The clean and the corresponding adversarial time-of-flight images for using the quantum classifier to classify topological phases. (Top) A legitimate sample of the density distribution in momentum space for the lower band with lattice size $10\times 10$. (Bottom) An adversarial example obtained by the fast gradient sign method, which only differs with the original one by a tiny amount of noise that is imperceptible to human eyes.

Figure 15

The average accuracy and loss function as a function of the number of training steps. We use a depth-10 quantum classifier with structures shown in Fig. 2 to classify the ferromagnetic and paramagnetic phases for the ground states of $H_{\text{Ising}}$. We plot the accuracy of 1182 training samples and 395 validation samples (which are not in the training data set).

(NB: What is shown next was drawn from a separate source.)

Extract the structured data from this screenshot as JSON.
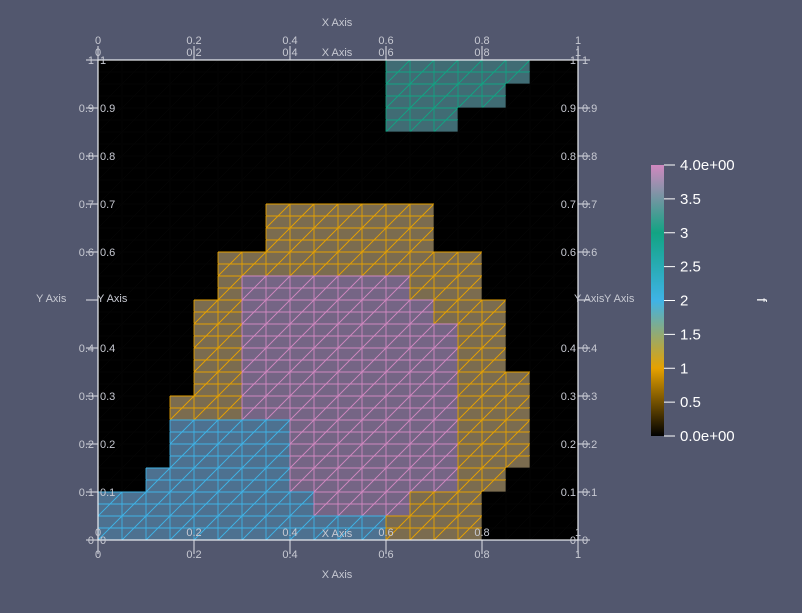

We present the results of the first 200 iteration epochs. The learning rate is 0.005. The difference between the training loss and validation loss is very small, indicating that the quantum classifier does not overfit. The final accuracy on the 395 test samples is roughly 98%.

Figure 16

Effect of additive adversarial attack on the accuracy of the two-category quantum classifier in classifying the ferromagnetic and paramagnetic phases for the ground states of the transverse field Ising model. We use both the BIM and FGSM methods to generate adversarial examples in the white-box untargeted setting. For the BIM method, we fix the step size to be 0.05 and the iteration number to be 10. For the FGSM method, we perform the attack using a single step but with step size ranging from 0.1 to 1.0. The circuit depth of the quantum classifier being attacked is $p=10$ and the system size for the Ising model is $L=8$. (a) The results for the BIM attack. (b) The accuracy as a function of average fidelity between the legitimate and adversarial samples for both the BIM and FGSM methods.

Figure 17

Strengthening the robustness of the quantum classifier against adversarial perturbations by quantum adversarial training. In each epoch, we first generate adequate adversarial examples with the BIM method for the quantum classifier with the current model parameters. The iteration number is set to be three and the BIM step size is set to be 0.05. Then, we train the quantum classifier with both the legitimate and crafted samples. The circuit depth of the quantum classifier is 10 and the learning rate is set to be 0.005.